View on GitHub

Election-Analytics

The Air War (10.10.20)

A Primer

This week, I examine advertising, use my national model data to predict state outcomes, and realize why combining those first two elements isn’t a great idea. There was a lot of under the hood work this week, which I hope to extend in coming weeks as I transfer my linear models into probabilistic ones.

For this post, I sought to answer the following questions:

(1) How widespread is advertising in non-competitive states? (Not much.)

(2) Can I transfer the data behind my national model into a state-by-state model? (Yes.)

(3) What does that model say about 2020? (Enough to make me question its validity.)

Advertising

Election year means television ads. While campaigns have diversified into social media ads over the last decade, television advertising remains the dominant form of external messaging.

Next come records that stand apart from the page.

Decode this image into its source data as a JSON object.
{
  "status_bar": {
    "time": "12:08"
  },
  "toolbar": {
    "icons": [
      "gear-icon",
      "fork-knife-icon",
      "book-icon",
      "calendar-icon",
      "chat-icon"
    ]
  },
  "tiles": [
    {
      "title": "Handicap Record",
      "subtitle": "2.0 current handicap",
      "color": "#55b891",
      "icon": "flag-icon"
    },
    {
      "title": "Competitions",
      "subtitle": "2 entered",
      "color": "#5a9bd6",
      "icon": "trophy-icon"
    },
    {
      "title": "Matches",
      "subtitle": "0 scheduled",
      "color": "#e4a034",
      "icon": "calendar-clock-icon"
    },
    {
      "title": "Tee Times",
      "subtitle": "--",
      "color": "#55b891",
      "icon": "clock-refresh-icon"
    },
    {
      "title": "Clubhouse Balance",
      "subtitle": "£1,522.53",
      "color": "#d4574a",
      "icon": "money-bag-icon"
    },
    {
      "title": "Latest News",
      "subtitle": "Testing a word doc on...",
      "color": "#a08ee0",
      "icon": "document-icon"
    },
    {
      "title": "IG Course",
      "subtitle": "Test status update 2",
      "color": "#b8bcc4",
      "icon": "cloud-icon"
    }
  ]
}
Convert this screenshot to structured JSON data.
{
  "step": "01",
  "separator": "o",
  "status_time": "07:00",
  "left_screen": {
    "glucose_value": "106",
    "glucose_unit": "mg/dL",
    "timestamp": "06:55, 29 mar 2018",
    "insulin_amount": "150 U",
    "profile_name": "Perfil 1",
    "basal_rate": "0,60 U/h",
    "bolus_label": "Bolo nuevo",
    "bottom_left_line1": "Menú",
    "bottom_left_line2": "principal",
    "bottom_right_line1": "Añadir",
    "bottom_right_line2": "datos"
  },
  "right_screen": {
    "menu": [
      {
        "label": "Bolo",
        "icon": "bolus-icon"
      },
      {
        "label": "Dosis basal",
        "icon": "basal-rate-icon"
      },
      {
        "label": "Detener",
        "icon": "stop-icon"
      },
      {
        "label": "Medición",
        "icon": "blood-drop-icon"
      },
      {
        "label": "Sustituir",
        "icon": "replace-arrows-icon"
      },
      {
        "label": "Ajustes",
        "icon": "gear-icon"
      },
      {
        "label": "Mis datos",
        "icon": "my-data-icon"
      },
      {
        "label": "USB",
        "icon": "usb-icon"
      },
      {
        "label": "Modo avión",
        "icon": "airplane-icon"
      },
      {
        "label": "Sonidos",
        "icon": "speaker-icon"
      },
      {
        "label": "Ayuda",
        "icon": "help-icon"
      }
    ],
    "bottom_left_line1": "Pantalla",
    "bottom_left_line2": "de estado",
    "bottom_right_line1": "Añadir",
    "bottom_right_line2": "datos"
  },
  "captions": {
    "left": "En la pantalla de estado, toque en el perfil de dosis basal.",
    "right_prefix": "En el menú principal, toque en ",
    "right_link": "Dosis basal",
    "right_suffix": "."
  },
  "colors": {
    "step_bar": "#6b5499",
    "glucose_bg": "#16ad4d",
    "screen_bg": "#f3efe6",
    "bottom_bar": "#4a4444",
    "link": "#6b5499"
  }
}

Going into this week, I was reminded of my experience during the 2012 cycle. Being from New Jersey, one of the bluest states in the country, I didn’t see many television ads from either candidate. This was likely due to its safe status and the extra costs of the New York media market. However, I left New Jersey to visit family in Ohio for a week in the home stretch of the race. Every primetime program was barraged with ads from both national candidates, along with a variety of local figures. That week in Ohio helped me internalize the fact that Ohio was important in elections and New Jersey, quite simply, wasn’t.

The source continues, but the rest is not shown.